Doorways in the Sand by Roger Zelazny. Chapter 8, 9

The apparition entered silently from the room behind them. It must have been Hal’s face that gave them the first sign, because I know I kept mine under control. It did not really matter, though, because it spoke even as Zeemeister’s head was turning.

“No!” it said, and “Freeze! Drop it, Jamie! One bloody move for your gun, Morton, and you’ll look like a statue by that Henry Moore chap! Just stay still!”

It was Paul Byler in a dark coat, his face thinner and sporting a few new creases. His hand was steady, though, and it was a .45 that he was pointing. Zeemeister assumed an eloquent immobility. Jamie looked undecided, glanced at Zeemeister for some sign.

I almost sighed, feeling something tending in the direction of relief. In fair puzzles there should always be a way out. This looked like it for this game, if only-

Catastrophe!

A mass of lines, nets, buoys and disassembled fishing poles made a scratching, sliding noise overhead, then descended on Paul. His head jerked upward, his arm swayed-and in that moment Jamie decided against discarding his gun. He swung it toward Paul.

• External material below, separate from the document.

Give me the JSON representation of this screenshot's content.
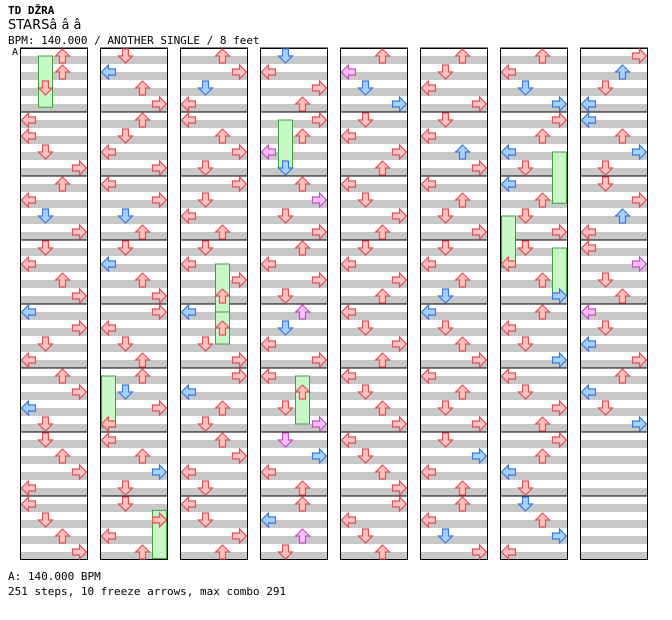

Reflexes I usually forget about when I am on the ground made a decision for which I take neither credit nor blame. Had the matter gotten beyond my spinal nerves, though, I do not believe I would have jumped a man with a gun.

But then everything was going to turn out all right, wasn’t it? It always does in the various mass-entertainment media.

I sprang toward Jamie, my arms outstretched.

His hand slowed in an instant’s indecision, then swung the gun back toward me and fired it, point-blank.

My chest exploded and the world went away.

So much for mass entertainment.

Chapter 9

It is good to pause periodically and reflect on the benefits to be derived from the modern system of higher education.

I guess it can all be laid at the feet of my patron saint, President Eliot of Harvard. It was he who, back in the 1870s, felt that it would be nice to loosen the academic strait jacket a bit. He did this, and he also forgot to lock the door when he left the room. For nearly thirteen years I had granted him my gratitude once every month in that emotion-charged moment when I opened the envelope containing my allowance check. He it was who introduced the elective system, a modest tonic at the time, to a rigid course of forbidding curricula. And, as is sometimes the case with tonics, the results were contagious. And mutable. Their current incarnation, for example, permitted me to rest full-burnished, not grow dull in use, while following the winking star of knowledge. In other words, if it were not for him I might never have had time and opportunity to explore such things as the delightful and instructive habits of Ophrys speculum and Cryptostylis leptochila, whom I encountered in a botany seminar I would otherwise have been denied. Look at it that way, I owed the man my life-style and many of the agreeable things that filled it. And I am not ungrateful. As with any form of indebtedness impossible to repay, I acknowledge it freely.

And who is Ophrys? What is she? That all our swains commend her? And Cryptostylis? I am glad that you asked. In Algeria there lives a wasplike insect known as Scolia ciliata. He sleeps for a time in his burrow in a sandbank, awakens and emerges around March. The female of the species, following a fashion not peculiar to the hymenoptera, remains abed for another month. Her mate understandably grows restless, begins to cast his myopic gaze about the countryside. And lo! What should be blooming at that time in that very vicinity but the dainty orchid Ophrys speculum, with flowers that amazingly resemble the body of the female of the insect’s species. The rest is quite predictable. And this is the fashion in which the orchid achieves its pollination, as he goes from flower to flower, paying his respects. Pseudocopulation is what Oakes Ames called it, the symbiotic association of two different reproductive systems. And the orchid Cryptostylis leptochila seduces the male ichneumonid wasp, Lissoplmpla semipunctata, in the same fashion, for the same purpose, with the added finesse of producing an odor like that of the female wasp. Insidious. Delightful. Morals galore, in a strict philosophical sense. This is what education is all about. Were it not for my dear, stiff Uncle Albert and President Eliot, I might have been denied such experiences and the light they constantly shed on my own condition.